Sinkholes and cavities can represent serious hazards to human safety and urban infrastructures, cause roadbed subsidence, and so on. It is therefore essential to evaluate various sinkholes in different depths and sizes to assess the risk of collapse. This paper evaluates the effect of different cavities on Rayleigh-wave propagation and body (P) wave refraction. Rayleigh (R) wave propagation is analyzed according to the classical multi-channel analysis of surface waves (MASW) method also considering the R-wave backscattering. Synthetic seismic traces are computed by means of finite element modeling (FEM) for cavity and intrusion at different depths and sizes. Furthermore, field acquisition data is used to verify the detection effect of a cavity on R- and P-waves. The results show that the presence of backscattered R-waves and the changes in the R-wave velocity spectrum can help in cavity identification. Additional possible evidence is represented by significant changes in the refraction travel times over the cavity location. It can be concluded that the field data are in good agreement with the synthetic, and it could be effective to consider the results of both R- and P-wave analysis in order to efficiently identify the cavities.

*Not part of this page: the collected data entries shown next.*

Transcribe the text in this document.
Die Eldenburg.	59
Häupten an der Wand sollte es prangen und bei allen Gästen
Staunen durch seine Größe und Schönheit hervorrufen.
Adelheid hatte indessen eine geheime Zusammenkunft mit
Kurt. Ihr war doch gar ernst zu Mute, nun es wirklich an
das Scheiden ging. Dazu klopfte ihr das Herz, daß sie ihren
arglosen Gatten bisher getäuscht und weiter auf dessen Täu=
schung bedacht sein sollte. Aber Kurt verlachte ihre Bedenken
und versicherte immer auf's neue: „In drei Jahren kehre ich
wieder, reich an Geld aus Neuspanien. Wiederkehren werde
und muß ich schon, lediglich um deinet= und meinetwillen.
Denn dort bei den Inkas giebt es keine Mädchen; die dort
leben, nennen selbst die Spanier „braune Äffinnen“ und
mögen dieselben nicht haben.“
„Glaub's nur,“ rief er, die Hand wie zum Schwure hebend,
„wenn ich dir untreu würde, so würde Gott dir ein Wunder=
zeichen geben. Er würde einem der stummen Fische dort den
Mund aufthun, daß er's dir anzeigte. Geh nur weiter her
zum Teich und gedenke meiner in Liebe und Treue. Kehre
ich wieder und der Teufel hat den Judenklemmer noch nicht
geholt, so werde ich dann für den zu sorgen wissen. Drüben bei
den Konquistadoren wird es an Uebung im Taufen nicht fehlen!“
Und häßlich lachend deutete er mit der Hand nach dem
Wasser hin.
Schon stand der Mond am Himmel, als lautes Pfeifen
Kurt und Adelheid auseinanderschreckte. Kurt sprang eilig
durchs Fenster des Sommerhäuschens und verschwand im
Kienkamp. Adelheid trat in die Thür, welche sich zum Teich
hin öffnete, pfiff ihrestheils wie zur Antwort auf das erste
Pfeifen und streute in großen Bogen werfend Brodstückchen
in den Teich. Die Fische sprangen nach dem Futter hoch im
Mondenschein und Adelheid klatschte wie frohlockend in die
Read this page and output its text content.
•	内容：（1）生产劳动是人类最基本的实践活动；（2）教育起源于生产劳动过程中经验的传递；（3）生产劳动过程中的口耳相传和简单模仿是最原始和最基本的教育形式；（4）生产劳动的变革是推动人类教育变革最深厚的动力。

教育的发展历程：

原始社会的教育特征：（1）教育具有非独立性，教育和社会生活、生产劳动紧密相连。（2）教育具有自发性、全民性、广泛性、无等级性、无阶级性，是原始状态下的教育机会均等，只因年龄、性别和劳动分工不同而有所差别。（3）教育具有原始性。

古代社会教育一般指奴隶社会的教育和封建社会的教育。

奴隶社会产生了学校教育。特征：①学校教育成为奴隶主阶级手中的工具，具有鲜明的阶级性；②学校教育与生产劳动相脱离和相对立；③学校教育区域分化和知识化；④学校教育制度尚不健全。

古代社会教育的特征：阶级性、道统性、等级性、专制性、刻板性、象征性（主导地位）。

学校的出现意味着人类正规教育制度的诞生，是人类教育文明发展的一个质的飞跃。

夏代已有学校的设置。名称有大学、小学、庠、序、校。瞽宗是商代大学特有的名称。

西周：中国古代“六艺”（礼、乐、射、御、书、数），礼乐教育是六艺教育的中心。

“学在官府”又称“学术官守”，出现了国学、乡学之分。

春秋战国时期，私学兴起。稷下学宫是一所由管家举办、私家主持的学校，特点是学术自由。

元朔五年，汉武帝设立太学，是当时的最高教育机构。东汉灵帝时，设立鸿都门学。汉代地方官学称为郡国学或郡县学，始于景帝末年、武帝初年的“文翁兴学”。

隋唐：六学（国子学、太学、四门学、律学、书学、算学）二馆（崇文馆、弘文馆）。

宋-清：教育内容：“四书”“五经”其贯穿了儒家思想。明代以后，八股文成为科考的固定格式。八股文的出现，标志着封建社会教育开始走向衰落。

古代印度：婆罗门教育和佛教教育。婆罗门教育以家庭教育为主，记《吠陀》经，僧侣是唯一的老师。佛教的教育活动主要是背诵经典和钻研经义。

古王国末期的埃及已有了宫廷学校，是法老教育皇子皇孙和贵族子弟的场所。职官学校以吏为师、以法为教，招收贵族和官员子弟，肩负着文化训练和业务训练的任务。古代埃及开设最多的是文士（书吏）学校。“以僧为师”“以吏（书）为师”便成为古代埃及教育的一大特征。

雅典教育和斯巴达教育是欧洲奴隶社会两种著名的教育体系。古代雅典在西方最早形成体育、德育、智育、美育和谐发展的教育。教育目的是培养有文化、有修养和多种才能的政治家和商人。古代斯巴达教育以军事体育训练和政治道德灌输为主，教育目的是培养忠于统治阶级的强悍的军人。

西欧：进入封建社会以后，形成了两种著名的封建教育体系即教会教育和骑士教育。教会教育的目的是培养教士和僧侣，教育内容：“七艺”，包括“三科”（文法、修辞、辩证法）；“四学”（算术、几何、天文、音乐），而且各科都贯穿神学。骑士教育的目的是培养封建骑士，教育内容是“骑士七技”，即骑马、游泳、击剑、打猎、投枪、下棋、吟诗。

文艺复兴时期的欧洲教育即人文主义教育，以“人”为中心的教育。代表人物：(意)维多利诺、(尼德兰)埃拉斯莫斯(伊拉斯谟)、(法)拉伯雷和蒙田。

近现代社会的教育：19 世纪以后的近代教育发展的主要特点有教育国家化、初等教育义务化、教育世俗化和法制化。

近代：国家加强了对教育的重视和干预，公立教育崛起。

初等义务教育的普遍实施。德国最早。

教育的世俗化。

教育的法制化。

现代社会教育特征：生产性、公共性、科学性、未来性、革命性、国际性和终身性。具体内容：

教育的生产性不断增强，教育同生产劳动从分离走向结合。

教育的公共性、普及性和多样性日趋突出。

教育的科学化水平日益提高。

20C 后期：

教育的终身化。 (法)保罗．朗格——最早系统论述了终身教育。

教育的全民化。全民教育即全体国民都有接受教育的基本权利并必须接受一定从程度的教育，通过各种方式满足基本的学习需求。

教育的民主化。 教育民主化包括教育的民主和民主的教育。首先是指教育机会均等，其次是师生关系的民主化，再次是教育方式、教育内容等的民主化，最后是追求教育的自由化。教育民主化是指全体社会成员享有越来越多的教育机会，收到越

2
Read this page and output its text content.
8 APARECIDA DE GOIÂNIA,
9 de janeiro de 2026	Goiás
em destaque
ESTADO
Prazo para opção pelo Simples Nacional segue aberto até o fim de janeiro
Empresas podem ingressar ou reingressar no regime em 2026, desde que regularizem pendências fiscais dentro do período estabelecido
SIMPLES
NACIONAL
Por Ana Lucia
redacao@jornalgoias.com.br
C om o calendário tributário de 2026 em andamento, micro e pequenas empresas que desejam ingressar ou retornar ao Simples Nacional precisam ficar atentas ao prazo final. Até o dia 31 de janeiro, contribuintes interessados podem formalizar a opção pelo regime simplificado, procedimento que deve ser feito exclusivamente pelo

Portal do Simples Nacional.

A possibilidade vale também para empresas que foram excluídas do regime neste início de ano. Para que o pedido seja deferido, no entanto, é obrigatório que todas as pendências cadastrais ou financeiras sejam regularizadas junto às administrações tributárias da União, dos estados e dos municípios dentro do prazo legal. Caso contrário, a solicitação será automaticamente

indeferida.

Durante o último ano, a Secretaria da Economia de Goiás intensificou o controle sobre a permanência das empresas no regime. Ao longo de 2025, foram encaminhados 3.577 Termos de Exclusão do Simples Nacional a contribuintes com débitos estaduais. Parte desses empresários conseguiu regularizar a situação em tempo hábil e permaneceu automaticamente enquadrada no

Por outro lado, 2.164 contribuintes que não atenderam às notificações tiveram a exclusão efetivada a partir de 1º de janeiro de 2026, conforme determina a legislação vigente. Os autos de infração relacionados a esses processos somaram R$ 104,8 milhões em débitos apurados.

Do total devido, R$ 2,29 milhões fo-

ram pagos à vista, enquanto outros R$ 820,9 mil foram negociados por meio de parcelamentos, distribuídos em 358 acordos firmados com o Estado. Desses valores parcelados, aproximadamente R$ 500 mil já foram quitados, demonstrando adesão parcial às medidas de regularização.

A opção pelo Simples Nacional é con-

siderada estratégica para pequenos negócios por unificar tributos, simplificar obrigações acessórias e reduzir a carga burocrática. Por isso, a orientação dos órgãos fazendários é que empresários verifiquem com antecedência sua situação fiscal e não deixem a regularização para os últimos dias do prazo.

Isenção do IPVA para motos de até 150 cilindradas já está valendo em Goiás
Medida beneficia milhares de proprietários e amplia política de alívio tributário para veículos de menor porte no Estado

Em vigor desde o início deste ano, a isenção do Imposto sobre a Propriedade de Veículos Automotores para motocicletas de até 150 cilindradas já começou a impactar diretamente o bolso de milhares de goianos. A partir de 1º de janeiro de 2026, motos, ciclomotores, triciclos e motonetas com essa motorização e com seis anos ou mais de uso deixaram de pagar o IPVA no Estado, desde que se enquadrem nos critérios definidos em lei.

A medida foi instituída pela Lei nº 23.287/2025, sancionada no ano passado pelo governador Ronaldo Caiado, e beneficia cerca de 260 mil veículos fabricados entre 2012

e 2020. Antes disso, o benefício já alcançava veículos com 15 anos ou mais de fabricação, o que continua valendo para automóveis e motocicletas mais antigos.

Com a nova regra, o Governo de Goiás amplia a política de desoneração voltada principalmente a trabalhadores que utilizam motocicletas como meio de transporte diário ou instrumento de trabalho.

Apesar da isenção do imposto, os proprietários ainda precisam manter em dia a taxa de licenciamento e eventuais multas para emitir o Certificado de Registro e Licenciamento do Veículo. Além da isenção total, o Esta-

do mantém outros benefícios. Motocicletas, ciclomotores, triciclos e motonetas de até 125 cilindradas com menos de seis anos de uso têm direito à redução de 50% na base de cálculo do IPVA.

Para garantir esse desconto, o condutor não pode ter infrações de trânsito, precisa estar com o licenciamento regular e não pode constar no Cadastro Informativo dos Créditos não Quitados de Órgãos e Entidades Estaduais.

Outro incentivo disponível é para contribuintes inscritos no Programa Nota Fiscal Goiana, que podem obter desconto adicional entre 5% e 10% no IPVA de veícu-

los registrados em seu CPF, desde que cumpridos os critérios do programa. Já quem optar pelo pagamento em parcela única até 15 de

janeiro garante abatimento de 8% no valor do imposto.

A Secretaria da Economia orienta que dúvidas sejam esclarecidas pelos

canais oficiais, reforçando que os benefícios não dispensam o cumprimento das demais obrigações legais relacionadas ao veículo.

污水坑和洞室可能对人类安全和城市基础设施构成严重危害，导致路基沉陷等。因此，必须评估不同深度和尺寸的各种下沉坑，以评估坍塌的风险。本文评估了不同腔对瑞利波传播和体波的影响。瑞利（R）波传播是根据表面波的经典多通道分析（MASW）方法进行分析的，同时考虑了R波的反向散射。通过有限元建模（FEM）计算出不同深度和尺寸的腔体和侵入体的合成地震道。此外，现场采集数据用于验证腔对R和P波的检测效果。结果表明，反向散射R波的存在和R波速度谱的变化可以帮助识别腔体。其他可能的证据以整个腔位置上的折射传播时间的显着变化表示。可以得出结论，现场数据与合成数据非常吻合，考虑R波和P波分析的结果以有效识别空洞可能是有效的。